London is the most expensive city in Europe in which to rent a home, and one of the hardest in which to buy one. So it is genuinely staggering that, in 2025-26, only 4,170 new homes started construction in the capital — a 72% collapse on the previous year, and according to the Centre for Policy Studies the worst housebuilding performance since 1945.
Read that again. Worst since the Second World War. After fifteen years of supposedly building too little, Labour took office, gave London a Labour Mayor a third term, and managed to deliver fewer homes than at any point since the country was rebuilding from the Blitz.
Two Labour Governments, One Failure
Sadiq Khan has been Mayor of London since 2016. He campaigned on housing. He set targets. He fought planning reform from City Hall. He was given primary planning powers, a substantial GLA budget, and the cooperation of a Labour government in Westminster from July 2024 onwards. The result is the lowest housebuilding numbers in modern London history. This is not a story of obstruction. This is a story of the Labour Party being given the keys and crashing the car.

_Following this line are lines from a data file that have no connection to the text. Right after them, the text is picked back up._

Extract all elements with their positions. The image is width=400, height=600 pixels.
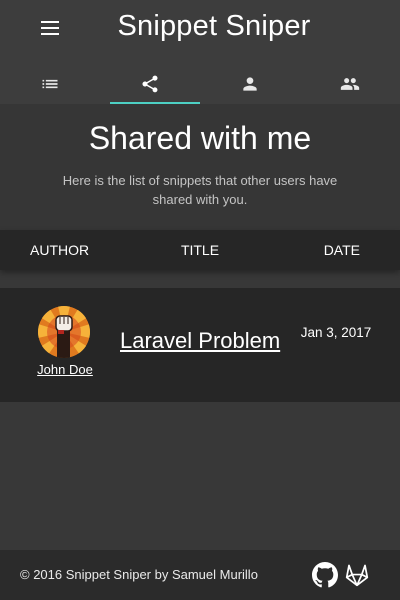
tab-profile[interactable] (200, 64, 300, 104)
top-app-bar: Snippet Sniper (0, 0, 400, 104)
page-title: Shared with me (88, 120, 312, 156)
tab-users[interactable] (300, 64, 400, 104)
app-title: Snippet Sniper (117, 10, 311, 42)
people-icon (340, 78, 360, 90)
author-link[interactable]: John Doe (20, 362, 110, 377)
tab-bar (0, 64, 400, 104)
copyright-text: © 2016 Snippet Sniper by Samuel Murillo (20, 567, 258, 582)
table-row[interactable]: John Doe Laravel Problem Jan 3, 2017 (0, 288, 400, 402)
snippet-date: Jan 3, 2017 (300, 325, 372, 340)
column-header-date: DATE (323, 242, 360, 258)
footer: © 2016 Snippet Sniper by Samuel Murillo (0, 550, 400, 600)
gitlab-icon[interactable] (344, 562, 370, 588)
tab-shared[interactable] (100, 64, 200, 104)
share-icon (142, 75, 158, 93)
raised-fist-avatar-icon[interactable] (38, 306, 90, 358)
github-icon[interactable] (312, 562, 338, 588)
person-icon (243, 77, 257, 91)
list-icon (42, 79, 58, 89)
page-header: Shared with me Here is the list of snipp… (0, 104, 400, 230)
page-subtitle: Here is the list of snippets that other … (62, 173, 338, 207)
table-header: AUTHOR TITLE DATE (0, 230, 400, 270)
snippet-title-link[interactable]: Laravel Problem (120, 328, 282, 354)
tab-snippets[interactable] (0, 64, 100, 104)
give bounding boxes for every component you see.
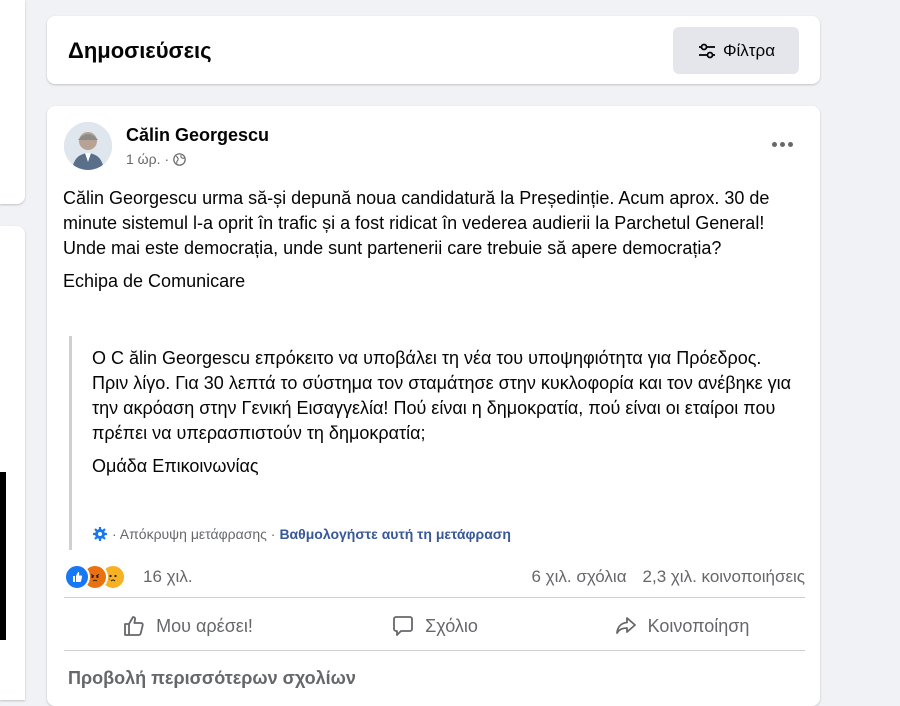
gear-icon (93, 527, 107, 541)
post-signature: Echipa de Comunicare (63, 271, 246, 291)
translation-links: · Απόκρυψη μετάφρασης · Βαθμολογήστε αυτ… (92, 526, 511, 542)
comment-count[interactable]: 6 χιλ. σχόλια (532, 567, 627, 587)
post-actions: Μου αρέσει! Σχόλιο Κοινοποίηση (64, 606, 805, 646)
post-body: Călin Georgescu urma să-și depună noua c… (63, 186, 808, 294)
avatar-photo (64, 122, 112, 170)
share-arrow-icon (615, 617, 636, 634)
avatar[interactable] (64, 122, 112, 170)
more-dots-icon (771, 141, 777, 147)
reaction-icons[interactable] (64, 564, 136, 590)
post-options-button[interactable] (768, 134, 796, 154)
view-more-comments-link[interactable]: Προβολή περισσότερων σχολίων (68, 668, 356, 689)
left-column-card (0, 0, 25, 204)
divider (64, 597, 805, 598)
post-meta: 1 ώρ. · (126, 151, 186, 167)
filter-button[interactable]: Φίλτρα (673, 27, 799, 74)
post-text: Călin Georgescu urma să-și depună noua c… (63, 188, 770, 258)
thumbs-up-icon (124, 616, 144, 636)
page-title: Δημοσιεύσεις (68, 38, 212, 63)
post-author[interactable]: Călin Georgescu (126, 125, 269, 146)
meta-separator: · (164, 151, 170, 167)
comment-bubble-icon (393, 616, 414, 636)
reactions-summary: 16 χιλ. 6 χιλ. σχόλια 2,3 χιλ. κοινοποιή… (64, 561, 805, 591)
filter-button-label: Φίλτρα (722, 40, 776, 60)
like-button[interactable]: Μου αρέσει! (64, 606, 311, 646)
filter-sliders-icon (698, 43, 715, 58)
comment-button[interactable]: Σχόλιο (311, 606, 558, 646)
share-button[interactable]: Κοινοποίηση (558, 606, 805, 646)
hide-translation-link[interactable]: · Απόκρυψη μετάφρασης · (112, 526, 275, 542)
comment-button-label: Σχόλιο (425, 615, 478, 636)
left-column-image-fragment (0, 472, 6, 640)
translation-block: Ο C ălin Georgescu επρόκειτο να υποβάλει… (69, 336, 807, 550)
globe-icon (173, 152, 186, 166)
like-button-label: Μου αρέσει! (156, 615, 253, 636)
share-button-label: Κοινοποίηση (647, 615, 750, 636)
post-time[interactable]: 1 ώρ. (126, 151, 160, 167)
translated-signature: Ομάδα Επικοινωνίας (92, 456, 259, 476)
translated-text: Ο C ălin Georgescu επρόκειτο να υποβάλει… (92, 348, 792, 443)
reaction-count[interactable]: 16 χιλ. (143, 567, 193, 587)
rate-translation-link[interactable]: Βαθμολογήστε αυτή τη μετάφραση (279, 526, 511, 542)
share-count[interactable]: 2,3 χιλ. κοινοποιήσεις (643, 567, 805, 587)
like-reaction-icon (64, 564, 90, 590)
divider (64, 650, 805, 651)
posts-header-card: Δημοσιεύσεις Φίλτρα (47, 16, 820, 84)
post-card: Călin Georgescu 1 ώρ. · Călin Georgescu … (47, 106, 820, 706)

London's pipeline has dried up for specific, identifiable reasons. Building Safety Levy costs have made many mid-rise schemes unviable. Khan's affordable housing percentages, applied without flexibility, have killed marginal schemes outright. Mortgage rates pushed up by Labour's inflation problem have wiped out demand at exactly the moment supply is collapsing. And the Renters' Rights Act has driven private landlords out of the market faster than any new homes can be built.
What This Means in Practice
If you are a young teacher, a young nurse, a young police officer, or any other key worker on a London-relevant salary, here is what 4,170 starts means. It means your housing options will get worse, not better, every single year of this Parliament. It means rents will keep rising. It means the chance of getting on the property ladder is moving further out of reach. It means London is hollowing out, with the people who actually run the city being priced into the commute or out of the labour market.
The Mayor's office is now spinning that this is a developer problem. It is not. Developers want to build. Sites have planning consent. The reason they are not breaking ground is that the cost stack imposed by central and London government is bigger than the financing models can absorb. When you load a scheme with a Building Safety Levy, an affordable percentage, a carbon obligation, a section 106 contribution and a community infrastructure levy — and then your buyers can't get mortgages — there is no scheme. The plot sits empty.
The Wider National Picture
London is the worst case, but it is not unique. Across England the broader pledge to build 1.5 million homes over this Parliament is on track to deliver well below half. Year-one starts hit just 39% of the annual target. The country needed roughly 300,000 a year. We delivered 140,860 completions and 115,770 starts. This is not a stumble. This is the worst housebuilding performance of any modern peacetime government inside its first eighteen months in office.
Meanwhile the Labour government continues to import roughly 700,000 net migrants a year — a population the size of Sheffield, every single year. You cannot build under half the homes the country needs and add a Sheffield to the population at the same time and expect anything other than what we are now seeing. Rents go up. House prices stay stubbornly high. Young families give up.
What Reform UK Would Do
Reform UK would scrap the Building Safety Levy in its current form, return planning sovereignty to local communities with proper green belt protection, and impose strict numerical caps on net migration so that demand stops outrunning supply. We would publish a transparent annual housing audit by region, so voters can see whether councils and Mayors are doing the work or hiding behind targets. And we would tell the truth about the Renters' Rights Act: it has not protected renters, it has driven their landlords out of the market and left them with fewer choices and higher rents.
London used to build itself out of crises. Today it cannot build itself out of a recession in housebuilding. The capital deserves a serious plan. Labour has not delivered one — at City Hall or in Westminster — and the figures from 2025-26 are the indictment.